Last week I was at the Gartner Data and Analytics Summit, and everybody was talking about Agents built on top of RAG. The market is getting the message that this is the best and often only way to use LLMs on enterprise content, and that the quality of your RAG matters. A lot! This week I saw a lot of interesting evaluations of using LLMs:
- Efficiency? Yes. From NovoNordisk: [using a generative AI agent] has drastically brought down the time it takes to draft Clinical Study Reports, from around 15 weeks to less than 10 minutes. Such documents previously involved more than 50 writers but are now handled by just three human writers using Claude. Novo Nordisk spends less than one writer’s salary on Claude annually.
- Reasoning? Sometimes. Researchers created a simulation that requires an agent to operate a business that stocks a single vending machine. Given $500 to start, and 2,000 turns, how much money can they make? Interesting results in the table below even if they are not statistically representative. A human achieved $844 in one attempt; the table shows the average of each model’s performance over 5 runs:

- Novelty? Nope. From research: “LLM-generated research ideas appear novel on the surface but are actually skillfully plagiarizedin ways that make their originality difficult to verify.”
- Transparency? Nope. From Anthropic, about showing the “thinking” of Claude 3.7: “We don’t know for certain that what’s in the thought process truly represents what’s going on in the model’s mind. Thus far, our results suggest that models very often make decisions based on factors that they don’t explicitly discuss in their thinking process.”
- AGI? I don’t think so, but that’s a big topic. Sam Altman says “we know how to build it.” Ezra Klein just changed his mind and say’s it’ll be here in 1-2 years. I’m with Gary Marcus. We need a fundamentally different technology, or hybrid tech (neurosymbolic computing) in order to get AGI. But of course it depends on your definition; is it AGI if it knows how to write a program to get the answer, or does AGI have to get the right answer without calling a tool? As Gary Marcus points out, even the best reasoning models can’t do multiplication of very large numbers. Like, not at all:

Which means they can’t generalize (and/or they don’t understand the principles of multiplication, so they don’t have anything that they can generalize).

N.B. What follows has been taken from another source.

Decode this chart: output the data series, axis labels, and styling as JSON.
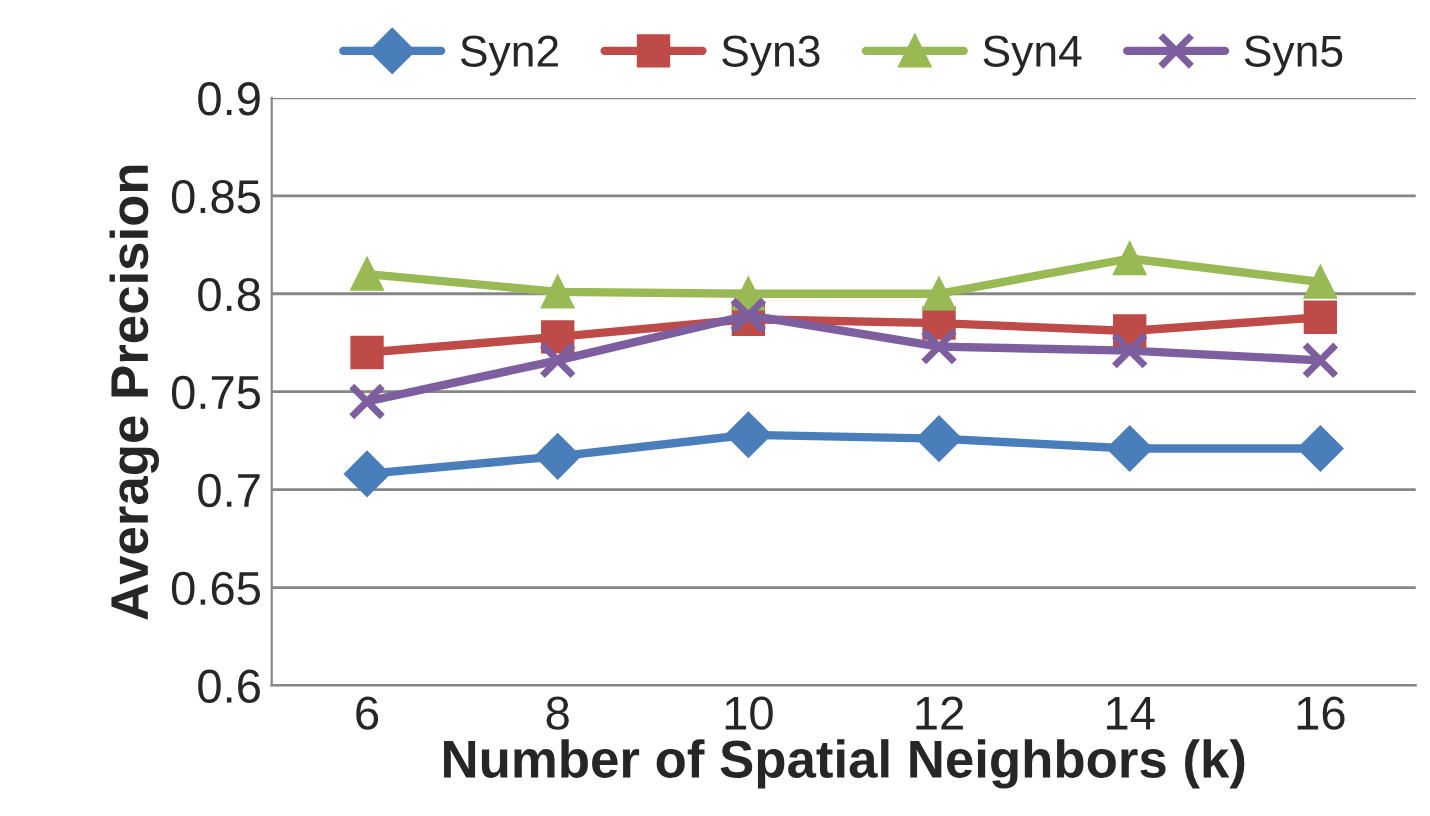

My take on why does it matter, particularly for generative AI in the workplace
LLMs can do a lot but they are not general purpose machines and are certainly not on a trajectory to achieve AGI. LLMs are statistical models of language, not of anything in the real world. Since LLMs just predict the next word (yes I’m simplifying, but this concept is still fundamentally true even with all of the supplemental techniques):
- we should not be surprised that they hallucinate
- hallucinations are a feature, not a bug; the randomness is what makes them useful and what makes conversations seem natural
- what is surprising is how often they don’t!

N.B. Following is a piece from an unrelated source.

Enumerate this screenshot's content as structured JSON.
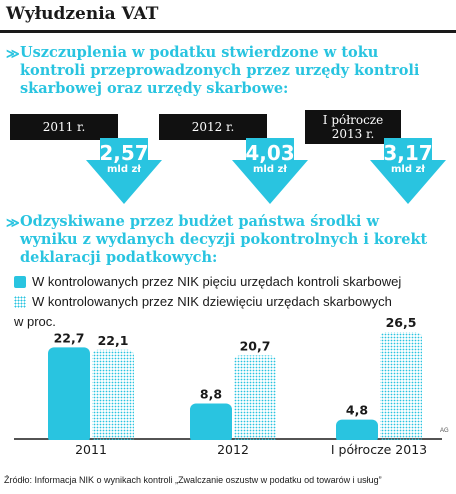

It’s incredible how much knowledge is contained in language itself!
The LLM doesn’t know the real world – it knows language. So the “knowledge” exhibited by an LLM is an artifact – essentially an illusion – that results from its mastery of language. Perhaps the biggest surprise about LLMs is that we never imagined how much knowledge was contained in language itself!

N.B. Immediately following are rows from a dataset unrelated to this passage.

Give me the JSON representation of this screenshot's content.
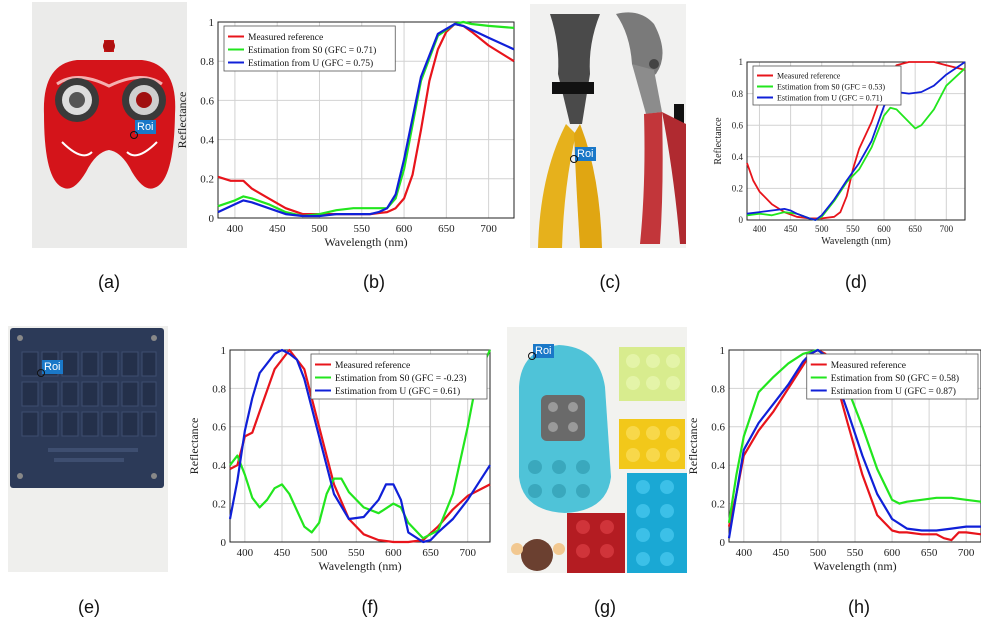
{
  "captions": [
    "(a)",
    "(b)",
    "(c)",
    "(d)",
    "(e)",
    "(f)",
    "(g)",
    "(h)"
  ],
  "roi_label": "Roi",
  "colors": {
    "measured": "#e8141b",
    "s0": "#22e61e",
    "u": "#1020d8"
  },
  "charts": [
    {
      "id": "b",
      "chart_data": {
        "type": "line",
        "xlabel": "Wavelength (nm)",
        "ylabel": "Reflectance",
        "xlim": [
          380,
          730
        ],
        "ylim": [
          0,
          1
        ],
        "xticks": [
          400,
          450,
          500,
          550,
          600,
          650,
          700
        ],
        "yticks": [
          0,
          0.2,
          0.4,
          0.6,
          0.8,
          1
        ],
        "ytick_labels": [
          "0",
          "0.2",
          "0.4",
          "0.6",
          "0.8",
          "1"
        ],
        "legend_position": "top-left",
        "series": [
          {
            "name": "Measured reference",
            "color": "#e8141b",
            "x": [
              380,
              395,
              410,
              420,
              440,
              460,
              480,
              500,
              520,
              540,
              560,
              580,
              590,
              600,
              610,
              620,
              630,
              640,
              650,
              660,
              670,
              680,
              700,
              730
            ],
            "y": [
              0.21,
              0.19,
              0.19,
              0.15,
              0.1,
              0.05,
              0.02,
              0.02,
              0.02,
              0.02,
              0.02,
              0.03,
              0.05,
              0.1,
              0.22,
              0.45,
              0.7,
              0.86,
              0.95,
              0.99,
              0.98,
              0.95,
              0.88,
              0.8
            ]
          },
          {
            "name": "Estimation from S0 (GFC = 0.71)",
            "color": "#22e61e",
            "x": [
              380,
              400,
              410,
              420,
              440,
              460,
              480,
              500,
              520,
              540,
              560,
              570,
              580,
              590,
              600,
              620,
              640,
              660,
              670,
              680,
              700,
              730
            ],
            "y": [
              0.06,
              0.09,
              0.11,
              0.1,
              0.07,
              0.03,
              0.01,
              0.02,
              0.04,
              0.05,
              0.05,
              0.05,
              0.05,
              0.1,
              0.25,
              0.7,
              0.93,
              0.99,
              1.0,
              0.99,
              0.98,
              0.97
            ]
          },
          {
            "name": "Estimation from U (GFC = 0.75)",
            "color": "#1020d8",
            "x": [
              380,
              400,
              410,
              420,
              440,
              460,
              480,
              500,
              520,
              540,
              560,
              570,
              580,
              590,
              600,
              620,
              640,
              660,
              670,
              680,
              700,
              730
            ],
            "y": [
              0.03,
              0.07,
              0.09,
              0.08,
              0.05,
              0.02,
              0.01,
              0.01,
              0.02,
              0.02,
              0.02,
              0.03,
              0.05,
              0.12,
              0.3,
              0.72,
              0.94,
              0.99,
              0.98,
              0.96,
              0.92,
              0.86
            ]
          }
        ]
      }
    },
    {
      "id": "d",
      "chart_data": {
        "type": "line",
        "xlabel": "Wavelength (nm)",
        "ylabel": "Reflectance",
        "xlim": [
          380,
          730
        ],
        "ylim": [
          0,
          1
        ],
        "xticks": [
          400,
          450,
          500,
          550,
          600,
          650,
          700
        ],
        "yticks": [
          0,
          0.2,
          0.4,
          0.6,
          0.8,
          1
        ],
        "ytick_labels": [
          "0",
          "0.2",
          "0.4",
          "0.6",
          "0.8",
          "1"
        ],
        "legend_position": "top-left",
        "series": [
          {
            "name": "Measured reference",
            "color": "#e8141b",
            "x": [
              380,
              390,
              400,
              420,
              440,
              460,
              480,
              500,
              520,
              530,
              540,
              550,
              560,
              580,
              600,
              620,
              640,
              660,
              680,
              700,
              730
            ],
            "y": [
              0.36,
              0.25,
              0.18,
              0.1,
              0.05,
              0.02,
              0.01,
              0.01,
              0.02,
              0.05,
              0.15,
              0.32,
              0.45,
              0.62,
              0.84,
              0.98,
              1.0,
              1.0,
              1.0,
              0.98,
              0.95
            ]
          },
          {
            "name": "Estimation from S0 (GFC = 0.53)",
            "color": "#22e61e",
            "x": [
              380,
              400,
              420,
              440,
              460,
              480,
              490,
              500,
              520,
              540,
              560,
              580,
              600,
              610,
              620,
              640,
              650,
              660,
              680,
              700,
              730
            ],
            "y": [
              0.03,
              0.04,
              0.03,
              0.05,
              0.04,
              0.01,
              0.0,
              0.02,
              0.12,
              0.24,
              0.32,
              0.46,
              0.66,
              0.71,
              0.7,
              0.62,
              0.58,
              0.6,
              0.7,
              0.85,
              0.96
            ]
          },
          {
            "name": "Estimation from U (GFC = 0.71)",
            "color": "#1020d8",
            "x": [
              380,
              400,
              420,
              440,
              450,
              460,
              480,
              490,
              500,
              520,
              540,
              560,
              580,
              600,
              610,
              620,
              640,
              660,
              680,
              700,
              730
            ],
            "y": [
              0.04,
              0.05,
              0.06,
              0.07,
              0.06,
              0.04,
              0.01,
              0.0,
              0.03,
              0.13,
              0.25,
              0.36,
              0.5,
              0.72,
              0.8,
              0.81,
              0.8,
              0.81,
              0.85,
              0.92,
              1.0
            ]
          }
        ]
      }
    },
    {
      "id": "f",
      "chart_data": {
        "type": "line",
        "xlabel": "Wavelength (nm)",
        "ylabel": "Reflectance",
        "xlim": [
          380,
          730
        ],
        "ylim": [
          0,
          1
        ],
        "xticks": [
          400,
          450,
          500,
          550,
          600,
          650,
          700
        ],
        "yticks": [
          0,
          0.2,
          0.4,
          0.6,
          0.8,
          1
        ],
        "ytick_labels": [
          "0",
          "0.2",
          "0.4",
          "0.6",
          "0.8",
          "1"
        ],
        "legend_position": "top-right",
        "series": [
          {
            "name": "Measured reference",
            "color": "#e8141b",
            "x": [
              380,
              390,
              400,
              410,
              420,
              440,
              460,
              480,
              500,
              520,
              540,
              560,
              580,
              600,
              620,
              640,
              660,
              680,
              700,
              730
            ],
            "y": [
              0.38,
              0.4,
              0.55,
              0.57,
              0.68,
              0.9,
              1.0,
              0.9,
              0.6,
              0.3,
              0.12,
              0.04,
              0.01,
              0.0,
              0.0,
              0.01,
              0.08,
              0.17,
              0.24,
              0.3
            ]
          },
          {
            "name": "Estimation from S0 (GFC = -0.23)",
            "color": "#22e61e",
            "x": [
              380,
              390,
              400,
              410,
              420,
              430,
              440,
              450,
              460,
              480,
              490,
              500,
              510,
              520,
              530,
              540,
              560,
              580,
              600,
              610,
              620,
              640,
              660,
              680,
              700,
              710,
              720,
              730
            ],
            "y": [
              0.4,
              0.45,
              0.35,
              0.23,
              0.18,
              0.22,
              0.28,
              0.3,
              0.25,
              0.08,
              0.05,
              0.1,
              0.25,
              0.33,
              0.33,
              0.26,
              0.18,
              0.15,
              0.2,
              0.18,
              0.1,
              0.02,
              0.06,
              0.25,
              0.6,
              0.8,
              0.92,
              1.0
            ]
          },
          {
            "name": "Estimation from U (GFC = 0.61)",
            "color": "#1020d8",
            "x": [
              380,
              390,
              400,
              410,
              420,
              440,
              450,
              460,
              470,
              480,
              500,
              520,
              540,
              560,
              580,
              590,
              600,
              610,
              620,
              640,
              650,
              660,
              680,
              700,
              730
            ],
            "y": [
              0.12,
              0.32,
              0.58,
              0.75,
              0.88,
              0.98,
              1.0,
              0.98,
              0.95,
              0.85,
              0.55,
              0.25,
              0.12,
              0.13,
              0.22,
              0.3,
              0.3,
              0.22,
              0.05,
              0.0,
              0.01,
              0.05,
              0.12,
              0.22,
              0.4
            ]
          }
        ]
      }
    },
    {
      "id": "h",
      "chart_data": {
        "type": "line",
        "xlabel": "Wavelength (nm)",
        "ylabel": "Reflectance",
        "xlim": [
          380,
          720
        ],
        "ylim": [
          0,
          1
        ],
        "xticks": [
          400,
          450,
          500,
          550,
          600,
          650,
          700
        ],
        "yticks": [
          0,
          0.2,
          0.4,
          0.6,
          0.8,
          1
        ],
        "ytick_labels": [
          "0",
          "0.2",
          "0.4",
          "0.6",
          "0.8",
          "1"
        ],
        "legend_position": "top-right",
        "series": [
          {
            "name": "Measured reference",
            "color": "#e8141b",
            "x": [
              380,
              390,
              400,
              420,
              440,
              460,
              480,
              490,
              500,
              510,
              520,
              540,
              560,
              580,
              600,
              610,
              620,
              640,
              660,
              670,
              680,
              690,
              700,
              720
            ],
            "y": [
              0.08,
              0.25,
              0.45,
              0.58,
              0.68,
              0.8,
              0.92,
              0.98,
              1.0,
              0.98,
              0.9,
              0.62,
              0.35,
              0.14,
              0.06,
              0.05,
              0.05,
              0.04,
              0.04,
              0.02,
              0.01,
              0.05,
              0.05,
              0.04
            ]
          },
          {
            "name": "Estimation from S0 (GFC = 0.58)",
            "color": "#22e61e",
            "x": [
              380,
              390,
              400,
              420,
              440,
              460,
              480,
              500,
              520,
              540,
              560,
              580,
              600,
              610,
              620,
              640,
              660,
              680,
              700,
              720
            ],
            "y": [
              0.1,
              0.35,
              0.55,
              0.78,
              0.86,
              0.93,
              0.98,
              1.0,
              0.94,
              0.8,
              0.6,
              0.38,
              0.22,
              0.2,
              0.21,
              0.22,
              0.23,
              0.23,
              0.22,
              0.21
            ]
          },
          {
            "name": "Estimation from U (GFC = 0.87)",
            "color": "#1020d8",
            "x": [
              380,
              390,
              400,
              420,
              440,
              460,
              480,
              490,
              500,
              510,
              520,
              540,
              560,
              580,
              600,
              620,
              640,
              660,
              680,
              700,
              720
            ],
            "y": [
              0.02,
              0.25,
              0.48,
              0.62,
              0.72,
              0.82,
              0.94,
              0.98,
              1.0,
              0.97,
              0.9,
              0.68,
              0.45,
              0.25,
              0.12,
              0.07,
              0.06,
              0.06,
              0.07,
              0.08,
              0.08
            ]
          }
        ]
      }
    }
  ]
}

That knowledge manifests in LLMs when we ask them about knowledge that is statistically strong. Which is a lot of knowledge; that’s why ChatGPT can answer so many questions so accurately. It “knows,” because of the consistency of the training data, that the maximum speed of Cheetah is around 70 mph. It “knows” who is president. It “knows” history. It “knows” most things, and it knows almost all of them better than you do.
In this way it not only “knows” things better than most experts do but for many things it’s more reliable than the experts, and certainly more accessible! People have imperfect memories and make mistakes, so it’s likely that ChatGPT can give you more accurate answers on most medical topics than your family doctor. And it’s cheaper, available 24/7, and more patient. And its “knowledge” is much broader than your family doctor; it doesn’t just “know” what your family doctor knows – it knows what she knows, plus what your cardiologist knows, plus what your oncologist knows, plus what your pulmonologist knows, plus what your dermatologist knows, plus what your chiropractor knows, plus your surgeon and your OB/GYN and your physical therapist and on and on…
LLMS won’t get us to AGI (artificial general intelligence).
So even though LLMS won’t get us to AGI, there are a vast number of applications where they are tremendously useful. They democratize knowledge in a massive way, even more than the Internet did – everyone now has instant, unlimited access to experts on any topic – and that alone is transformational. They are great writers, creating perfect prose from simple instructions. They are fantastic information processors (i.e., read and summarize, change format, change style/tone/voice) which makes them valuable tools. In many cases they are excellent for brainstorming, idea generation, and creativity (not in the same way that humans are creative, but in a way that is very helpful).
Even if the technology stopped advancing now, we have at least a decade of incorporating LLMs into our work.
There are so many applications for LLMs that we will be putting them to use for many years to come. Even if the technology stopped advancing now, we have at least a decade of incorporating LLMs into our work. And the technology shows no signs of slowing down!